Interview with Donna Crow

» Posted on Nov 18, 2010 in Blog | Comments Off on Interview with Donna Crow

A Very Private Grave
This week I’m hosting Terri Reed and Stephanie Newton with Holiday Havoc, Donna Crow with A Very Private Grave, and Karen Witemeyer with Head in the Clouds. If you want to enter the drawings, please leave a comment on one of the post during the week with your email address. I will not enter you without an email address (my way to contact you if you win). If you don’t want to leave an email address, another way you can enter is to email me at margaretdaley@gmail.com. The drawings end Sunday (November 21st) evening.

Interview with Donna Crow:

1. What made you start writing?

I have written all my life: My first short story in the third grade— about one of King Arthur’s Knights— and my first series in the sixth grade— adventure stories starring me. But I wrote my first novel Brandley’s Search (reissued as Where Love Begins) when the character of Brandley and his story got in my head and I couldn’t get it out. It was like being pregnant.

2. How long have you been writing? When did you sell your first book?

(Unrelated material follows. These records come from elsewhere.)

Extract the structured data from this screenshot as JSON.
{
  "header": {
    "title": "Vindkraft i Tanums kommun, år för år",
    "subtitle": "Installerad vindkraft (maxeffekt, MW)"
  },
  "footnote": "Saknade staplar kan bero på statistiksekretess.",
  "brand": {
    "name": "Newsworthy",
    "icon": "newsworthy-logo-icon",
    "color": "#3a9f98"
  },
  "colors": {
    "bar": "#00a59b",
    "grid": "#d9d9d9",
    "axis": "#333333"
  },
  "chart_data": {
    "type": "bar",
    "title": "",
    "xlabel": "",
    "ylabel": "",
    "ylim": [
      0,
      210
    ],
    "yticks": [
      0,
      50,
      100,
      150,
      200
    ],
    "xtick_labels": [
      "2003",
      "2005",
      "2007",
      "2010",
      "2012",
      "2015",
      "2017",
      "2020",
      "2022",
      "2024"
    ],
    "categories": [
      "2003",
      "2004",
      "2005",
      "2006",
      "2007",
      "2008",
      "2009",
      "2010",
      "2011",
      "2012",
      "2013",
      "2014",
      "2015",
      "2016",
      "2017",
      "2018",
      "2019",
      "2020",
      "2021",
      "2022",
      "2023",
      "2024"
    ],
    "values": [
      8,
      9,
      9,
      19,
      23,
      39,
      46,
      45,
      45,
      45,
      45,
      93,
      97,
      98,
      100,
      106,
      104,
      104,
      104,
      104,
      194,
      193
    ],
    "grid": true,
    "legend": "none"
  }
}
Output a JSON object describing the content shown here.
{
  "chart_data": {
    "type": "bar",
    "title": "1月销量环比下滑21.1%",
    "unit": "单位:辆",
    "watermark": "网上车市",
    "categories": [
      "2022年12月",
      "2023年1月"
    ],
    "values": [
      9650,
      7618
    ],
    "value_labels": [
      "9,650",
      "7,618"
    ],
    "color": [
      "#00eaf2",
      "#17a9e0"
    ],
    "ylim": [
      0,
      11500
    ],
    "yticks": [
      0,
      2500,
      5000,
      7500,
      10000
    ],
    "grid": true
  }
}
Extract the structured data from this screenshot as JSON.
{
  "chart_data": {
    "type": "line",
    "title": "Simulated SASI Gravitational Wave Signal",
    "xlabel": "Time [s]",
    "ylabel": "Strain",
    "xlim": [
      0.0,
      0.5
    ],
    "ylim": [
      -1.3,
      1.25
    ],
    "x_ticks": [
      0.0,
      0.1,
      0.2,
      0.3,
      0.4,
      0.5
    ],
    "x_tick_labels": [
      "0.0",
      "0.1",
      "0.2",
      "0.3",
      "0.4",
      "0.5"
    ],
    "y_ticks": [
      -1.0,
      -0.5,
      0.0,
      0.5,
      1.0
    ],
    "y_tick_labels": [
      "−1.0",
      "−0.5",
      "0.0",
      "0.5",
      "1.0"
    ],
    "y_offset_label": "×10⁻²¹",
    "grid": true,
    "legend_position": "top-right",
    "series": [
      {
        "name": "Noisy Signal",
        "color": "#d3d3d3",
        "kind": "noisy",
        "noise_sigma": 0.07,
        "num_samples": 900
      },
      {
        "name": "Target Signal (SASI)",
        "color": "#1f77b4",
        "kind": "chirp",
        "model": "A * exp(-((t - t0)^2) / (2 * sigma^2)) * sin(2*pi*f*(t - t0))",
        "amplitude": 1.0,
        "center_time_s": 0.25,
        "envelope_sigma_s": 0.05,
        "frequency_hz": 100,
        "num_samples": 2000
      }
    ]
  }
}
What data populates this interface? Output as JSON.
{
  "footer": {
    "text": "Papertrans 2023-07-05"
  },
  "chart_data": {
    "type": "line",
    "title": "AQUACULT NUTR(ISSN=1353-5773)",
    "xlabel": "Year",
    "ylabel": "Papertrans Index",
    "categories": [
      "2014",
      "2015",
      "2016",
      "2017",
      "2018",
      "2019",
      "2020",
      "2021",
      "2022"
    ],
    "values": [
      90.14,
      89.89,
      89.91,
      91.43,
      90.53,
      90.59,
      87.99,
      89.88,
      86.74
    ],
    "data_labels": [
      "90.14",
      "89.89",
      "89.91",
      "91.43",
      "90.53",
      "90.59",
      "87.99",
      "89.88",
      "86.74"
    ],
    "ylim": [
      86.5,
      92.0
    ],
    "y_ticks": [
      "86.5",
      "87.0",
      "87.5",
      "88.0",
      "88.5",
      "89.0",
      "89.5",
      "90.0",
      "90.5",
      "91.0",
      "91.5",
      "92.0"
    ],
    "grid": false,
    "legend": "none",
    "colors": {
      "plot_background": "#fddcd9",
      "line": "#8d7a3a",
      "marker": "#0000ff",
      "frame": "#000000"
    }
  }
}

I wrote Brandley’s Search in the late 70’s, but it wasn’t published until 1986 as part of my Cambridge Collection series. My first published novel was Greengold Autumn, an inspirational romance for Zondervan’s Serenade Romance series. That was great fun to be among the first over the threshold in the exciting new world of inspirational romance.

3. How do you handle rejections?

It’s important always to have a Plan B. As soon as a manuscript is sent out I look for another market— just in case. There have been times when I couldn’t wait for a manuscript to come back because I liked Plan B better. Or plan C or Plan D or. . . Of course, that doesn’t mean it still doesn’t hurt.

4. Why do you write?

To tell the story. Especially because I always incorporate a lot of history even in my contemporary novels. I want to share the stories of those who have done so much, suffered so much, to hand the faith down to us. I believe it’s terribly important that we appreciate our heritage in order to preserve it.

5. What would you be doing with your free time if you weren’t writing?

Reading, gardening, playing with my grandchildren.

6. What are you working on right now?

A Darkly Hidden Truth, the second book in my Monastery Murders series. I’m having a great time with this series because my heroine is such fun to work with. She’s young and energetic and headstrong and I keep telling her she really needs to grow up. Antony agrees, but he also finds her rather charming as she is. Except now she thinks she wants to become a nun. What am I going
to do with her?

7. Do you put yourself into your books/characters?

My thoughts, my faith, my daydreams, but not my personality. I used a lot of my daughter’s background in developing Felicity because Elizabeth did study classics at Oxford, teach school in London and go off to a monastery in Yorkshire to study (but not to become a nun). I learned very quickly, though, that giving Felicity Elizabeth’s personality made her very boring. Sweet, devout, careful people are great to live with, but not to write about.

8. Tell us about the book you have out right now.

I guess told you quite a bit about it when I told you about Felicity. She is devastated when she finds her beloved Fr. Dominic brutally murdered and Fr. Antony, her church history lecturer, soaked in his blood.

A Very Private Grave is a contemporary novel with a thoroughly modern heroine who must learn some ageless truths in order to solve the mystery and save her own life as she and Fr. Antony flee a murderer and follow clues that take them to out-of-the way sites in northern England and southern Scotland. The narrative mixes detection, intellectual puzzles, spiritual aspiration, romance, and the solving of clues ancient and modern.

9. Do you have any advice for other writers?

Read, read, read— the very best in your genre. Then write from your passion.

10. How important is faith in your books?

As in my life, it’s the center of everything. This is something Felicity has to learn— the reality of a life of faith. By the end of book 1 she’s starting to catch on.

11. What themes do you like to write about?

Almost all of my books deal in some way with the history of British Christianity. But that’s a subject, not a theme. I believe my overall theme is the importance of spiritual heritage.

12. What is your favorite book you’ve written and why?

Perhaps the most important book I’ve written is Glastonbury, The Novel of Christian England, an Arthurian grail search epic that starts with the birth of Christ and goes through the Reformation.

13. What is your writing schedule like?

I begin my day with tea and devotions in my office, then go straight to my computer, answer any pressing e-mails, then get right to work. My husband’s office is also at home, so at 3:00 we break for afternoon tea and share our days to that point— just as we did when we had children coming in from school. It’s a pattern I now see our children repeating with our grandchildren.